In practice a detection system using this reaction works by subjecting the mine to thermal neutrons while searching for the characteristic gamma ray emitted from the excited state in nitrogen-15; these photons will only be observed when an object containing nitrogen is being subjected to the neutron irradiation.
One possible neutron source is californium-252 which undergoes spontaneous fission. A better neutron source is to use a sealed tube electrostatic D-T neutron generation tube, this has the advantage that the tritium is much less radiotoxic than the californium so in the event of an accident such as an explosion, the nuclear mine detection equipment would pose a smaller threat to humans. This type of explosive detection has been proposed for use in airport security and for the detection of explosives in trucks coming into military bases.
Nuclear powered ships
Nuclear power is particularly suitable for vessels which need to be at sea for long periods without refuelling, or for powerful submarine propulsion. Over 140 ships are powered by more than 180 small nuclear reactors and more than 12,000 reactor years of marine operation has been accumulated. Most are submarines, but they range from icebreakers to aircraft carriers.
In future, constraints on fossil fuel use in transport may bring marine nuclear propulsion into more widespread use. So far, exaggerated fears about safety have caused political restriction on port access. Work on nuclear marine propulsion started in the 1940s, and the first test reactor started up in USA in 1953. The first nuclear-powered submarine, USS Nautilus, was put to sea in 1955. This marked the transition of submarines from slow underwater vessels to warships capable of sustaining 20-25 knots submerged for weeks on end. The submarine had come into its own.

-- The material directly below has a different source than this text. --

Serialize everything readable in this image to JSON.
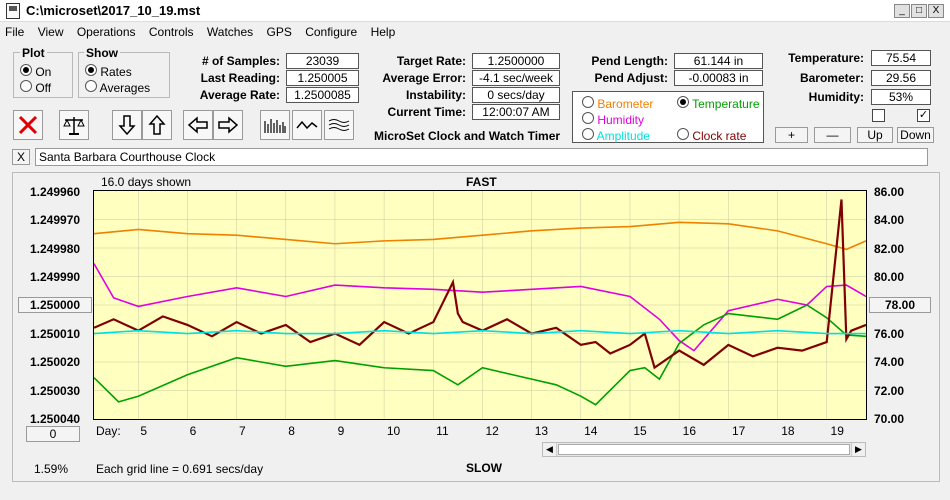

By 1962 the US Navy had 26 nuclear submarines operational and 30 under construction. Nuclear power had revolutionised the Navy. The technology was shared with Britain, while French, Russian and Chinese developments proceeded separately.
The safety record of the US nuclear navy is excellent, this being attributed to a high level of standardisation in naval power plants and their maintenance, and the high quality of the Navy’s training program. However, early Soviet endeavours resulted in a number of serious accidents – five where the reactor was irreparably damaged, and more resulting in radiation leaks. There were more than 20 radiation fatalities. Nevertheless, by Russia’s third generation of marine PWRs in the late 1970s safety and reliability had become a high priority. (Apart from reactor accidents, fires and accidents have resulted in the loss of two US and about 4 Soviet submarines, another four of which had fires resulting in loss of life.)